Ask students what they need to have in life to survive. Listen for things like water, food, sleep, and air to breathe. Prompt students if needed. When an idea is suggested that is a want instead of a need, discuss the difference between a want and a need.

  • need is something we have to have to survive.
  • want is something we like but doesn’t hurt us when we don’t have it.

Display the Want vs. Needs T-chart. Hang the T-chart for students to see. Show students the picture cards and ask if it’s a want or a need.

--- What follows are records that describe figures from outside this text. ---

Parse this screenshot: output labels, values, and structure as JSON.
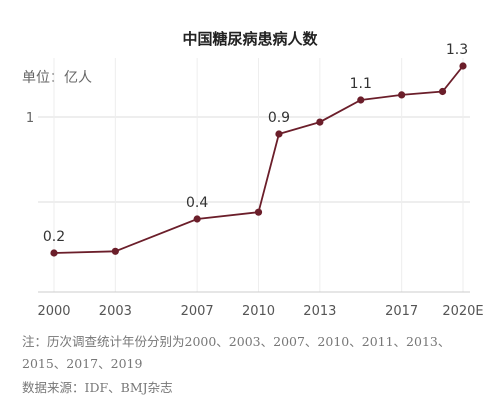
{
  "chart_data": {
    "type": "line",
    "title": "中国糖尿病患病人数",
    "unit_label": "单位：亿人",
    "x_ticks": [
      "2000",
      "2003",
      "2007",
      "2010",
      "2013",
      "2017",
      "2020E"
    ],
    "x": [
      2000,
      2003,
      2007,
      2010,
      2011,
      2013,
      2015,
      2017,
      2019,
      2020
    ],
    "y": [
      0.2,
      0.21,
      0.4,
      0.44,
      0.9,
      0.97,
      1.1,
      1.13,
      1.15,
      1.3
    ],
    "y_ticks": [
      1
    ],
    "ylim": [
      0,
      1.4
    ],
    "data_labels": [
      {
        "x": 2000,
        "text": "0.2"
      },
      {
        "x": 2007,
        "text": "0.4"
      },
      {
        "x": 2011,
        "text": "0.9"
      },
      {
        "x": 2015,
        "text": "1.1"
      },
      {
        "x": 2020,
        "text": "1.3"
      }
    ],
    "line_color": "#6b1e2a",
    "grid_color": "#dddddd"
  },
  "notes": {
    "note": "注：历次调查统计年份分别为2000、2003、2007、2010、2011、2013、2015、2017、2019",
    "source": "数据来源：IDF、BMJ杂志"
  }
}
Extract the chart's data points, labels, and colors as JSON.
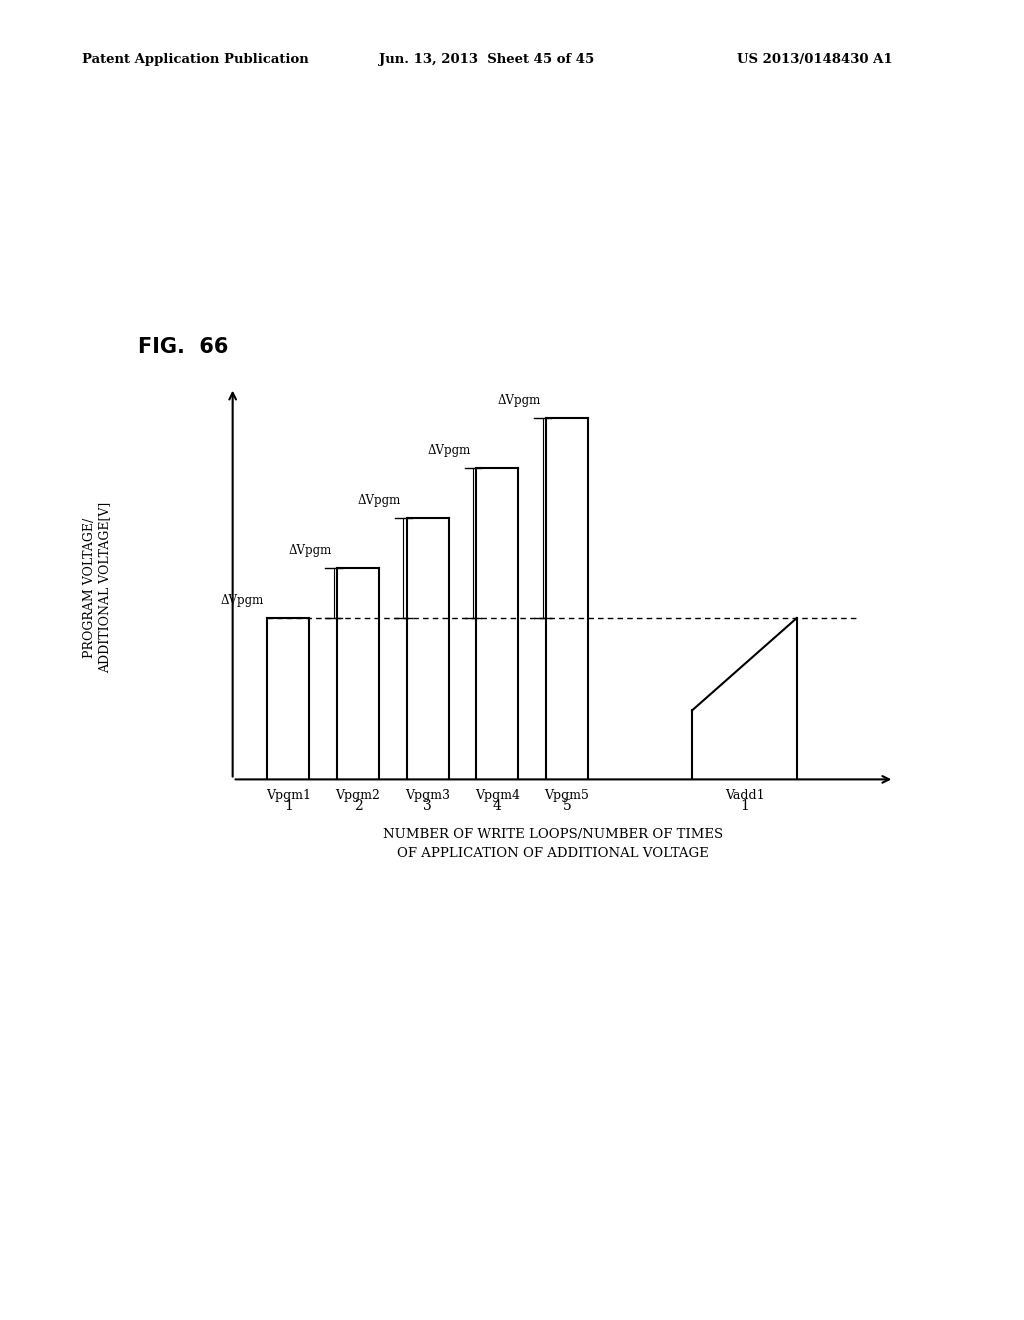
{
  "fig_label": "FIG.  66",
  "header_left": "Patent Application Publication",
  "header_center": "Jun. 13, 2013  Sheet 45 of 45",
  "header_right": "US 2013/0148430 A1",
  "ylabel": "PROGRAM VOLTAGE/\nADDITIONAL VOLTAGE[V]",
  "xlabel_line1": "NUMBER OF WRITE LOOPS/NUMBER OF TIMES",
  "xlabel_line2": "OF APPLICATION OF ADDITIONAL VOLTAGE",
  "x_ticks": [
    "1",
    "2",
    "3",
    "4",
    "5",
    "1"
  ],
  "bar_labels": [
    "Vpgm1",
    "Vpgm2",
    "Vpgm3",
    "Vpgm4",
    "Vpgm5",
    "Vadd1"
  ],
  "delta_label": "ΔVpgm",
  "background_color": "#ffffff",
  "bar_color": "#000000",
  "font_color": "#000000"
}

Tape the picture cards onto the displayed T-chart to refer to.

Students could also complete this activity in small groups or as partners.

Activity 2: (15 minutes) Pyramid of Happiness

Show students Maslow’s Hierarchy or the Pyramid of Happiness anchor chart. Explain how each step is like a level of happiness and the higher up we go, the happier we can be.

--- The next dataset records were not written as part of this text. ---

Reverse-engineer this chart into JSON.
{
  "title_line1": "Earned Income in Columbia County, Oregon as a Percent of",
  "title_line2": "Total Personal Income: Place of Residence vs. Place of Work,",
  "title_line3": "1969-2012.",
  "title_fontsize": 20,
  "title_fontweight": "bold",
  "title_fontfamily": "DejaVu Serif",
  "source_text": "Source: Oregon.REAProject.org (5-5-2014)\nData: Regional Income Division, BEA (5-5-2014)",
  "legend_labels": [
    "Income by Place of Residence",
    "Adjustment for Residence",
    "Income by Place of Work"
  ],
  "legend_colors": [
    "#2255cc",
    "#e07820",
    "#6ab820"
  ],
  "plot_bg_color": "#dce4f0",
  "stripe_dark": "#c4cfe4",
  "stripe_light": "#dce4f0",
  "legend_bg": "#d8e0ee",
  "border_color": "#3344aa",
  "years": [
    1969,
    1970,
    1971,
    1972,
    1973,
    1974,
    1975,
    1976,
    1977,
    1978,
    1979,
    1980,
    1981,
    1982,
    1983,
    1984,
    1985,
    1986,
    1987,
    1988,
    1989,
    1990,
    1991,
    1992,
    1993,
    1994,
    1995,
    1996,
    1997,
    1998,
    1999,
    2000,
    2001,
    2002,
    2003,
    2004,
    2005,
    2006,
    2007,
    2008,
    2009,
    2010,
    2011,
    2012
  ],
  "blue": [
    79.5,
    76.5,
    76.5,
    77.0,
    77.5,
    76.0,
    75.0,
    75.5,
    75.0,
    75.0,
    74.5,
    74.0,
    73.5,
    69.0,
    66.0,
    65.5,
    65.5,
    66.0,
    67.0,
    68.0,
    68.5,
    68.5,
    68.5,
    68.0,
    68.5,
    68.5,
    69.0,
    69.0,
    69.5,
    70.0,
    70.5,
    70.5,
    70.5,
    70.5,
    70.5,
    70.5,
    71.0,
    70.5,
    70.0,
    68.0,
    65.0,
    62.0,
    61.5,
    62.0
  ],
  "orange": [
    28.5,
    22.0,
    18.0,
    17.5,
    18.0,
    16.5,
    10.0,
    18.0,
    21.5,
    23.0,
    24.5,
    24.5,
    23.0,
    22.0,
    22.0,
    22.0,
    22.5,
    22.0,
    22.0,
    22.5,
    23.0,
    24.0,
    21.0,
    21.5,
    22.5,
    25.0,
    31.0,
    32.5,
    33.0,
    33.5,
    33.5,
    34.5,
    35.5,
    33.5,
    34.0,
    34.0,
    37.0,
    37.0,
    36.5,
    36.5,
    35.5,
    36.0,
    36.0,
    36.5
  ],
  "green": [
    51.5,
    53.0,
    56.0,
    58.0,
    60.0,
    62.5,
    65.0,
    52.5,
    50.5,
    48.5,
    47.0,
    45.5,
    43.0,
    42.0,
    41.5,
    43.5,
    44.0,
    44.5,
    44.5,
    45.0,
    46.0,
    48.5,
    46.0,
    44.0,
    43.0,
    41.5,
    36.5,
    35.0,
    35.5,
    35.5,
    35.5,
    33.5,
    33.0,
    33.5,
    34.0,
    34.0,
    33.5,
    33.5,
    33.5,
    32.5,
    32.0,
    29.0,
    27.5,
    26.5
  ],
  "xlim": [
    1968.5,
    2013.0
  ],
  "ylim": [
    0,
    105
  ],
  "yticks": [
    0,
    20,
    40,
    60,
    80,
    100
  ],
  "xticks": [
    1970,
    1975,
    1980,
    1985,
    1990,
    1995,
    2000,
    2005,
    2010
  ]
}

Display the slideshow and move through each level of the Pyramid of Happiness. Stop at each level and teach students an action that matches the level indicators.

  • Basic Needs: rub tummy and pretend to drink (food and water)
  • Safety: put arms up above head with fingers touching to make a roof shape (shelter)
  • Love: wrap arms around oneself in a hug (connection)
  • Esteem: strike a superhero pose (believing in one’s self)
  • Self-Actualization: star jump with arms and legs spread out (being one’s best, superstar self)

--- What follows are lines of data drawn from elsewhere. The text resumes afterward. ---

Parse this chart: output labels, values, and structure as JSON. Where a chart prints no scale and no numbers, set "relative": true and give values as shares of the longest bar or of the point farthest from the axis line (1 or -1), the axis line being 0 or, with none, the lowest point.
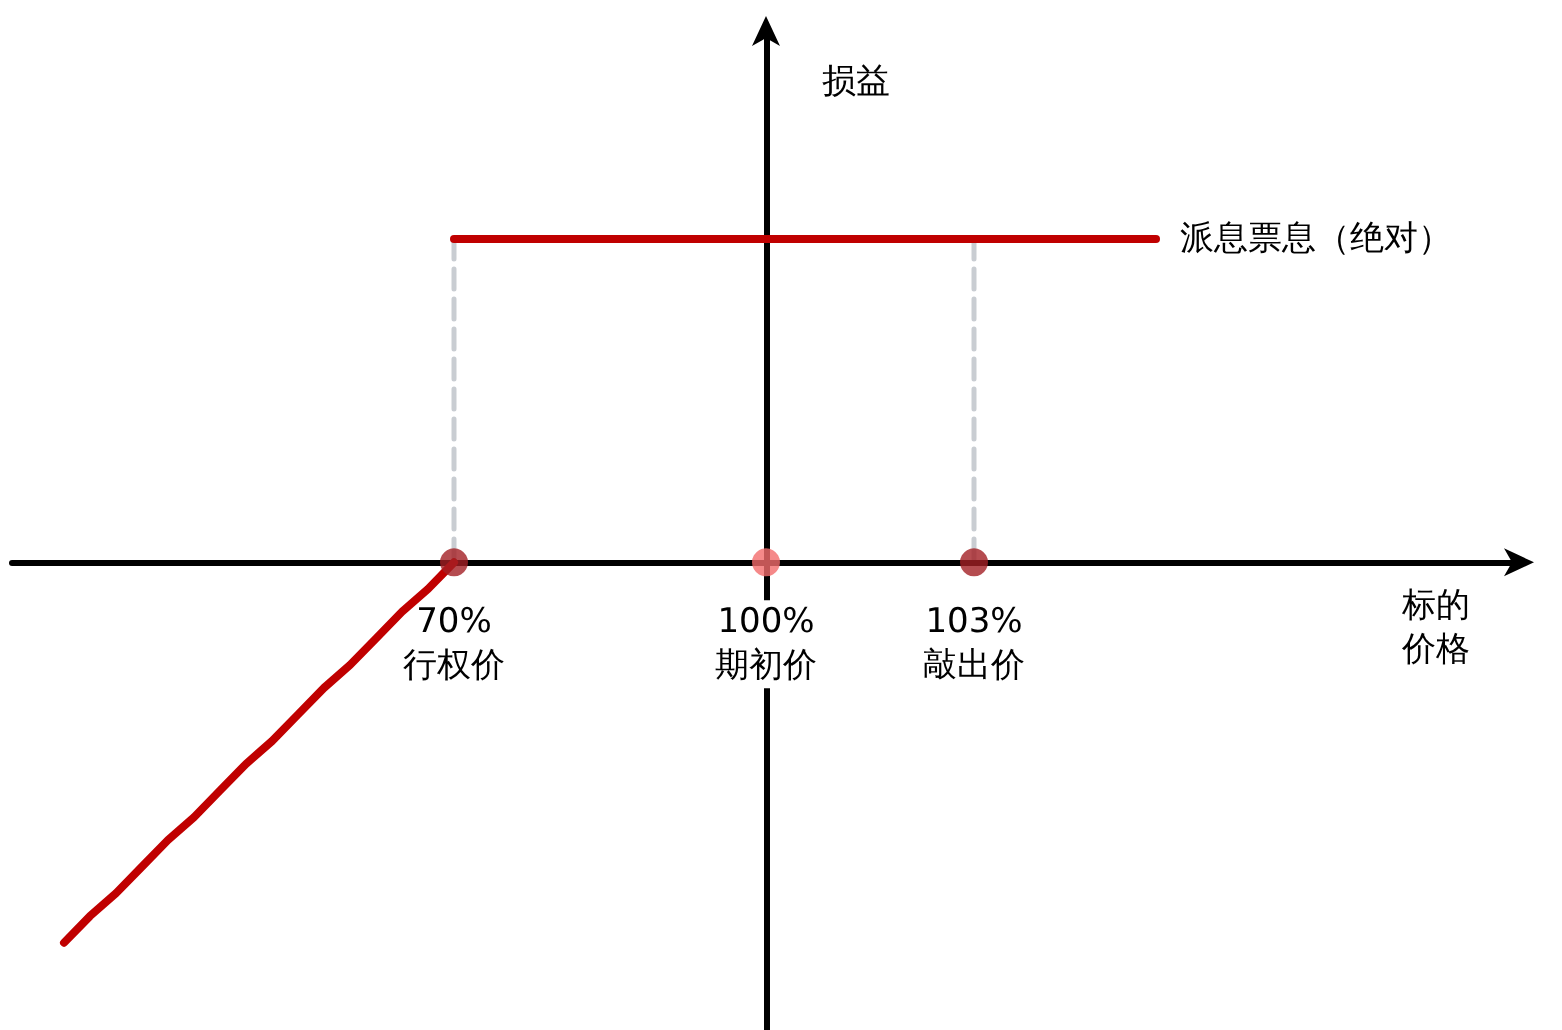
{
  "chart_data": {
    "type": "line",
    "relative": true,
    "legend": false,
    "grid": false,
    "xlabel": "标的价格",
    "ylabel": "损益",
    "categories": [
      null,
      null,
      null,
      null,
      null,
      null,
      null,
      null,
      null,
      null,
      null,
      null,
      null,
      null,
      null,
      null,
      null,
      "70%\n行权价",
      null,
      null,
      null,
      null,
      null,
      null,
      null,
      null,
      null,
      null,
      null,
      "100%\n期初价",
      null,
      null,
      null,
      null,
      null,
      null,
      null,
      "103%\n敲出价",
      null,
      null,
      null,
      null,
      null,
      null,
      null,
      null,
      null,
      null,
      null,
      null,
      null,
      null,
      null,
      null,
      null,
      null,
      null,
      null,
      null
    ],
    "series": [
      {
        "x": [
          "70%\n行权价",
          "70%\n行权价"
        ],
        "values": [
          0.85,
          0
        ],
        "color": "#c9cdd2",
        "line_style": "dashed"
      },
      {
        "x": [
          "103%\n敲出价",
          "103%\n敲出价"
        ],
        "values": [
          0.85,
          0
        ],
        "color": "#c9cdd2",
        "line_style": "dashed"
      },
      {
        "color": "#c00000",
        "values": [
          null,
          null,
          -1,
          -0.93,
          -0.87,
          -0.8,
          -0.73,
          -0.67,
          -0.6,
          -0.53,
          -0.47,
          -0.4,
          -0.33,
          -0.27,
          -0.2,
          -0.13,
          -0.07,
          0,
          null,
          null,
          null,
          null,
          null,
          null,
          null,
          null,
          null,
          null,
          null,
          null,
          null,
          null,
          null,
          null,
          null,
          null,
          null,
          null,
          null,
          null,
          null,
          null,
          null,
          null,
          null,
          null,
          null,
          null,
          null,
          null,
          null,
          null,
          null,
          null,
          null,
          null,
          null,
          null,
          null
        ]
      },
      {
        "name": "派息票息（绝对）",
        "color": "#c00000",
        "values": [
          null,
          null,
          null,
          null,
          null,
          null,
          null,
          null,
          null,
          null,
          null,
          null,
          null,
          null,
          null,
          null,
          null,
          0.85,
          0.85,
          0.85,
          0.85,
          0.85,
          0.85,
          0.85,
          0.85,
          0.85,
          0.85,
          0.85,
          0.85,
          0.85,
          0.85,
          0.85,
          0.85,
          0.85,
          0.85,
          0.85,
          0.85,
          0.85,
          0.85,
          0.85,
          0.85,
          0.85,
          0.85,
          0.85,
          0.85,
          null,
          null,
          null,
          null,
          null,
          null,
          null,
          null,
          null,
          null,
          null,
          null,
          null,
          null
        ]
      },
      {
        "type": "scatter",
        "marker": "circle",
        "x": [
          "70%\n行权价",
          "100%\n期初价",
          "103%\n敲出价"
        ],
        "values": [
          0,
          0,
          0
        ],
        "colors": [
          "#a31f24",
          "#f26b6b",
          "#a31f24"
        ]
      }
    ]
  }
}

Practice matching the movement to each level by calling out the names of the levels and allowing students to make the movement.

Activity 3: (10 minutes) Pyramid of Happiness

Give students an empty Pyramid of Happiness worksheet and have them draw pictures or write words inside the spaces to represent what they have in their life for each level. They might include their favorite foods, house, family members, things they like to do, and things they are good at.

Activity 4: (25 minutes) Read-Aloud

Read the book Chrysanthemum by Kevin Henkes. Have a class discussion.

  • What parts of the story showed Chrysanthemum having her needs met? (basic- sleeping, dinner to eat, exercise at recess; safety- safe home and classroom, teacher who protected her; love- parents who loved her, teacher who connected with her; esteem- when Chrysanthemum loved her name and felt proud)
  • What happened when Chrysanthemum didn’t feel like she belonged with her friends?

Allow students to brainstorm and share with partners what they could have done to help her feel like she belonged in her class.

Discussion/Journal Prompts

  • How do you feel when you are hungry?
  • How do you feel after eating a healthy meal?
  • What makes you happy?
  • What are you good at?
  • What do you want to be someday?


  • Eat breakfast everyday.
  • Look outside or ask a family member how to dress for the weather.
  • Drink lot of water every day.
  • Be a friend.
  • Say kind words.
  • Invite others to play with you.
  • Share toys.
  • Say “Sorry.”
  • Give your family member a hug, or tell them you love them.
  • Write a note to friends or family members.
  • Try new things.
  • Practice new activities.
  • Don’t give up.
  • Think about things you want to do someday.

Curriculum Connections

English Language Arts

3.RL.1 Ask and answer questions to demonstrate understanding of a
text, referring explicitly to the text as the basis for the answers.

3.RL.3 Describe characters in a story (e.g., their traits, motivations, or
feelings) and explain how their actions contribute to the sequence
of events.

3.RL.6 Distinguish their own point of view from that of the narrator or
those of the characters.

3.SL.1 Engage effectively in a range of collaborative discussions (one-on-
one, in groups, and teacher led) with diverse partners on grade 3 topics
and texts, building on others’ ideas and expressing their own clearly.

3.SL.2 Determine the main ideas and supporting details of a text read
aloud or information presented in diverse media and formats,
including visually, quantitatively, and orally.